At this point, we should be hesitant to trust anything OpenAI is doing. For one, they’re spreading this strange mythology. If they truly believe it, we should be concerned. And if they don’t truly believe it (and are actively crafting it for the sake of manipulation), we should also be concerned. And secondly, despite their “Open” name they are now tied to market incentives and seeking first and foremost returns for their already wealthy/powerful investors and executives. 

But I know, even upon hearing all this, many people that have been impressed by OpenAI’s technological feats—for example, with GPT-3 and DALL-E, may still think: Well, they must be doing something right. We should encourage them to keep going. This technology could be really useful.

So it’s worth also considering this more practical question. 

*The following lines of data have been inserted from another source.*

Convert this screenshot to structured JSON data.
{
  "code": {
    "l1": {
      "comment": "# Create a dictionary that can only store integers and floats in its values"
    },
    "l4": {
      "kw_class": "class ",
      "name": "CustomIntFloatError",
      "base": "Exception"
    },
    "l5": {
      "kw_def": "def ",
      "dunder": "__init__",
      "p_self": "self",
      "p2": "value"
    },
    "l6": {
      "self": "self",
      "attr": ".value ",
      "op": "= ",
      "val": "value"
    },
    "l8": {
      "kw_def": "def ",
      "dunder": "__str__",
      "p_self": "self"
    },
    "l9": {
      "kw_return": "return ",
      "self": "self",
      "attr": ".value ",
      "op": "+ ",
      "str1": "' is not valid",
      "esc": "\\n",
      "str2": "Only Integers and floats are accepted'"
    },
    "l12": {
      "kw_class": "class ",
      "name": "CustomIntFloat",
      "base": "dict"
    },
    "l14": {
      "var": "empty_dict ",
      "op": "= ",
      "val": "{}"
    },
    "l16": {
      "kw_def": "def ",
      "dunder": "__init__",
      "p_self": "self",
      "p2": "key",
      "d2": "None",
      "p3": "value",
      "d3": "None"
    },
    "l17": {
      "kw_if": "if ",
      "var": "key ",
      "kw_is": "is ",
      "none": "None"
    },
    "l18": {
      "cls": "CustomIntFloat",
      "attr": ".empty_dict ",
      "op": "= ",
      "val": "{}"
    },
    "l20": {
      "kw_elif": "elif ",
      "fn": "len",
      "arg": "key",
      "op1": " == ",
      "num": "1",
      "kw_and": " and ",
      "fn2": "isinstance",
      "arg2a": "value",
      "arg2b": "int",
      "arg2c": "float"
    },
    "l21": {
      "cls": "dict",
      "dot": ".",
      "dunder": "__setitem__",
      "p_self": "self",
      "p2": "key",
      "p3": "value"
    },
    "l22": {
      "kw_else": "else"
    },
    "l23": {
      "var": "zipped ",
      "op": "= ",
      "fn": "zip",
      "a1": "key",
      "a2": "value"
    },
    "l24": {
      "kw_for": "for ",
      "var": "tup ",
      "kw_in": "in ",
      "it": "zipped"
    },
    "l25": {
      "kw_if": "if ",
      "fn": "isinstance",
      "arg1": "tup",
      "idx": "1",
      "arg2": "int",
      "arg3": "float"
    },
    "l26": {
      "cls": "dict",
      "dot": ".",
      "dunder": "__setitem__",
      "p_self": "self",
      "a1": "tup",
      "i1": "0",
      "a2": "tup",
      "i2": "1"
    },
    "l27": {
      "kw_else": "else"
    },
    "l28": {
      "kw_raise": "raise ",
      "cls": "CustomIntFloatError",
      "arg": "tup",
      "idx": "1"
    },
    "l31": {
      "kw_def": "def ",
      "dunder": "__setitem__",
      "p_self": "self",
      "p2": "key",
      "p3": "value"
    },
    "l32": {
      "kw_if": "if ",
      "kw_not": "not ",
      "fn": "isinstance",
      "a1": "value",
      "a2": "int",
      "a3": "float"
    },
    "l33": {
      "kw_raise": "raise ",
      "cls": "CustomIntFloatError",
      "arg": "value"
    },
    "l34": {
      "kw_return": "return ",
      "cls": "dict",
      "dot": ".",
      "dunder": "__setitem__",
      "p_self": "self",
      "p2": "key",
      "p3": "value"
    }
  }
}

First, though, a clarification: as a former ML engineer, I will readily admit that what OpenAI has done from a pure technological difficulty perspective is incredibly impressive. I mean, deep learning, although it has become more standardized over the years, is lightyears from easy for many, many reasons. Getting a model to properly fit a large dataset is a subtle art. And to be honest, although I got better at it over the years at Google and PathAI, I never had the “magic touch” that some people who really understand all the subtleties and nuances do.

Also, another important clarification: technology itself is absolutely not the problem. I mean, I personally love programming. And there’s no doubt that it’s an elegant and creative craft with great transformative potential. For example, the book Masters of Doom tells a wonderful story of the power of software visionaries who are not motivated primarily by money. And, for example, although I find social media when it’s directly optimized for youth addiction quite abhorrent, I find our new voice assistants quite cool and useful. All this being said, we cannot simply group all “technology” together. An NFT, whatever NFT investors may tell us, is categorically different from a washing machine. A marketing analytics tool is different from an automobile. And thus, particular products should be judged on a case-by-case basis. 

Of course, the establishment wants to brand “technology” as one monolith (one that even includes such companies as WeWork) and to not encourage critical assessment. But we should rate products the way we rate movies or the way we rate restaurants. It’s a bit subjective. We can’t always predict what a company will do. But it’s good to be skeptical. And furthermore, it’s good to look at motives and incentives because, as we can see with the Charter and most other PR and marketing, we can’t simply trust what corporations tell us.

Anyways, this brings us to OpenAI’s aim to build some digital software (“AGI”) that “outperforms humans at most economically valuable work.” In other words, to develop some forms of digital automation.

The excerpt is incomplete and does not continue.